Pennsylvania Sen. Arlen Specter today announced that he will be switching his party affiliation from Republican to Democrat and will run in 2010 as a Democrat. The Washington Post’s Chris Cillizza writes:
Specter’s decision would give Democrats a 60 seat filibuster proof majority in the Senate assuming Democrat Al Franken is eventually sworn in as the next Senator from Minnesota. (Former Sen. Norm Coleman is appealing Franken’s victory in the state Supreme Court.)
“I have decided to run for re-election in 2010 in the Democratic primary,” said Specter in a statement. “I am ready, willing and anxious to take on all comers and have my candidacy for re-election determined in a general election.”
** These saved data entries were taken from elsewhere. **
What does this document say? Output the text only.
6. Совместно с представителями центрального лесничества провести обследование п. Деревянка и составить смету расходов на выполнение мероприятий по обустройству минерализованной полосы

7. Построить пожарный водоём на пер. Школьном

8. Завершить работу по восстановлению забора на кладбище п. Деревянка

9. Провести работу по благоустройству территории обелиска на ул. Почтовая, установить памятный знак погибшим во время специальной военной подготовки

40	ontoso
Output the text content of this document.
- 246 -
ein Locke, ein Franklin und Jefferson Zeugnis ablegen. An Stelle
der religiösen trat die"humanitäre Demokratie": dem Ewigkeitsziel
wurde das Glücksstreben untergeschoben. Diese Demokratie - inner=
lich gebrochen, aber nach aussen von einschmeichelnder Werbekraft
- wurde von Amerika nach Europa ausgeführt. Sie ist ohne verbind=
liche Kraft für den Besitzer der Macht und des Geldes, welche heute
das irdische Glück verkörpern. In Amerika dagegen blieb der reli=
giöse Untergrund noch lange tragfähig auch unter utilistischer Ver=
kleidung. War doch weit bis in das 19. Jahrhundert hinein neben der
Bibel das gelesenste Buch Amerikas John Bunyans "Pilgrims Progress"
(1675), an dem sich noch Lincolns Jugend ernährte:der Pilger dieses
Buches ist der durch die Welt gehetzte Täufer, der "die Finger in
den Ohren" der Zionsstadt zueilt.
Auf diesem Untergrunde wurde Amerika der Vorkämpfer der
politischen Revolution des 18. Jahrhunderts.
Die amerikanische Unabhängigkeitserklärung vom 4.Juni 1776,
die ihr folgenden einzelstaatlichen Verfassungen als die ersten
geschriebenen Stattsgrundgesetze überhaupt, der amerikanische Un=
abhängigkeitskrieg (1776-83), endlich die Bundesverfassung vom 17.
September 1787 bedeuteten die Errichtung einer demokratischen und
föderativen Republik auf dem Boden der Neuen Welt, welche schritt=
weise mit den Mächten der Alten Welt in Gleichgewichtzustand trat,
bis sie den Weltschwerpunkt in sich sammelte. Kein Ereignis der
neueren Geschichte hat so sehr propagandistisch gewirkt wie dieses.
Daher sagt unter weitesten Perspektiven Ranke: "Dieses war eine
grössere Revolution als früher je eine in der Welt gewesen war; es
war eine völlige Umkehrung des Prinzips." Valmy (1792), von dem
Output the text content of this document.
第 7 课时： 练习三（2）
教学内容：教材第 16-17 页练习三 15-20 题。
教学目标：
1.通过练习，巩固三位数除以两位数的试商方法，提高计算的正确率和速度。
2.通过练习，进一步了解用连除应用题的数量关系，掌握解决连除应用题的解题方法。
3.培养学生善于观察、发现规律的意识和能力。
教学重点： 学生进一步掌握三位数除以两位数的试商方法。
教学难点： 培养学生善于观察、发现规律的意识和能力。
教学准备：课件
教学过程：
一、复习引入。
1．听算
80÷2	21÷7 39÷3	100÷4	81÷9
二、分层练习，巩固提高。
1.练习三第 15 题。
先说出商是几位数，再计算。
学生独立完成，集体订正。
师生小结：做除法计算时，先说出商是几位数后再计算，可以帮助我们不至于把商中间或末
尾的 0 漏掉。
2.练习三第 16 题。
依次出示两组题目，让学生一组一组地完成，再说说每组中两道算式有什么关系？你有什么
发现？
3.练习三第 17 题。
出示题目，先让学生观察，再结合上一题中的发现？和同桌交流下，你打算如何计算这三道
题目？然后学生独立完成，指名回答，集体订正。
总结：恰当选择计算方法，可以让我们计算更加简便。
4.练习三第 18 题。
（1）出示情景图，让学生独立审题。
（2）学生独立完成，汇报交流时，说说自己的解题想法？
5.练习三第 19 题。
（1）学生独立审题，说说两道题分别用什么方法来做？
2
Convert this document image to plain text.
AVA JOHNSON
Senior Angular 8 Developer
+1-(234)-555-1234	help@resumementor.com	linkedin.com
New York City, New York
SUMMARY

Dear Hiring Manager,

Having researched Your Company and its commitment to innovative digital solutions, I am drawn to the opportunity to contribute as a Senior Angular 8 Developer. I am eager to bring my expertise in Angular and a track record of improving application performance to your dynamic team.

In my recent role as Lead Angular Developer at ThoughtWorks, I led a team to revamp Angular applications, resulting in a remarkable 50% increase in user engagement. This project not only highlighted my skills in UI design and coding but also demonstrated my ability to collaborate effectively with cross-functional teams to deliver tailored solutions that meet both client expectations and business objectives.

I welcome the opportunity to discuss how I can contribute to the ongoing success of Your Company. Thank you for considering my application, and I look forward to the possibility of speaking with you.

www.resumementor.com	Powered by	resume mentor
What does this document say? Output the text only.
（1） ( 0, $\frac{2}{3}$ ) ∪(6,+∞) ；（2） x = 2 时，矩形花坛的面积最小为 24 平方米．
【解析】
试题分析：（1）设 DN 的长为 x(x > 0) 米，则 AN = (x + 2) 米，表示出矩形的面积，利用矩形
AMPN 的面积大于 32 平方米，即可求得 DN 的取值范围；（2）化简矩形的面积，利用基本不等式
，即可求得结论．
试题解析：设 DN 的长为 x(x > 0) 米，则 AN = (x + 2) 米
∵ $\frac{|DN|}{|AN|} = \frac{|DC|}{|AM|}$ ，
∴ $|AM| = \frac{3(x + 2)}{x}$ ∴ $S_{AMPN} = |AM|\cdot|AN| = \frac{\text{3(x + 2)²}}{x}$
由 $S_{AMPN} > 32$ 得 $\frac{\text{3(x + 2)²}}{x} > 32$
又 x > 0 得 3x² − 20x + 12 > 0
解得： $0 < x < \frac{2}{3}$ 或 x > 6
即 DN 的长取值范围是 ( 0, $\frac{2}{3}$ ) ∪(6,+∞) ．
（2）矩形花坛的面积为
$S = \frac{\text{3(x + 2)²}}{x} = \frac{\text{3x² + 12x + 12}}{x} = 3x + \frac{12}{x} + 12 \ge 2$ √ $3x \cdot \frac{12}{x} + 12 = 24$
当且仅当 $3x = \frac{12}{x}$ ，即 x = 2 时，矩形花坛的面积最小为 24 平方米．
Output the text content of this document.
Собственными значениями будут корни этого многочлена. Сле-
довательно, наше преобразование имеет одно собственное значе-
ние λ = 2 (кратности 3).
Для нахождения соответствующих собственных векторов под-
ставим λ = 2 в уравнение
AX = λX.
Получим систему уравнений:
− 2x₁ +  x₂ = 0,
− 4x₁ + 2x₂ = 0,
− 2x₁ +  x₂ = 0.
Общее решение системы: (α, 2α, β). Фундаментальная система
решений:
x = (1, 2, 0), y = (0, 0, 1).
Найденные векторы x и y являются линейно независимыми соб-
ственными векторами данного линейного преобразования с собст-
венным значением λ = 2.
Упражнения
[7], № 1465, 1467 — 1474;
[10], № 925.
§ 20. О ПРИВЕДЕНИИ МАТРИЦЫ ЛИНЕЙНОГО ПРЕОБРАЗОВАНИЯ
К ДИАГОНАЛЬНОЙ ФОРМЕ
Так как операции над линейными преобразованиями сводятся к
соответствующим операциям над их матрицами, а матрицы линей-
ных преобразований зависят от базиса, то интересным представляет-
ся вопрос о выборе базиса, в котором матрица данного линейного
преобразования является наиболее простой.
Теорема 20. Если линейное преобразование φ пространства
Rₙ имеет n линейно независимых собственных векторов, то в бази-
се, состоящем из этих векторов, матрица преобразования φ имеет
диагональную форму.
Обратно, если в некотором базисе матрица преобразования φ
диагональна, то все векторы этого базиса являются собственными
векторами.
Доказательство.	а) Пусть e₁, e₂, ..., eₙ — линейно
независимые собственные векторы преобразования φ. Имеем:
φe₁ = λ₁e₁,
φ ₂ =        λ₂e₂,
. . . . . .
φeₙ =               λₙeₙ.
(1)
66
“Since my election in 1980, as part of the Reagan Big Tent, the Republican Party has moved far to the right. Last year, more than 200,000 Republicans in Pennsylvania changed their registration to become Democrats. I now find my political philosophy more in line with Democrats than Republicans.”
CNN’s Dana Bash called the news “seismic.” CNN’s Ed Henry said that the President heard about Specter’s shift at 10:25 a.m. He then called Specter and said, “You have my full support and we’re thrilled to have you.” Here’s the picture of Obama calling Specter.
Specter’s full statement is below:
I have been a Republican since 1966. I have been working extremely hard for the Party, for its candidates and for the ideals of a Republican Party whose tent is big enough to welcome diverse points of view. While I have been comfortable being a Republican, my Party has not defined who I am. I have taken each issue one at a time and have exercised independent judgment to do what I thought was best for Pennsylvania and the nation.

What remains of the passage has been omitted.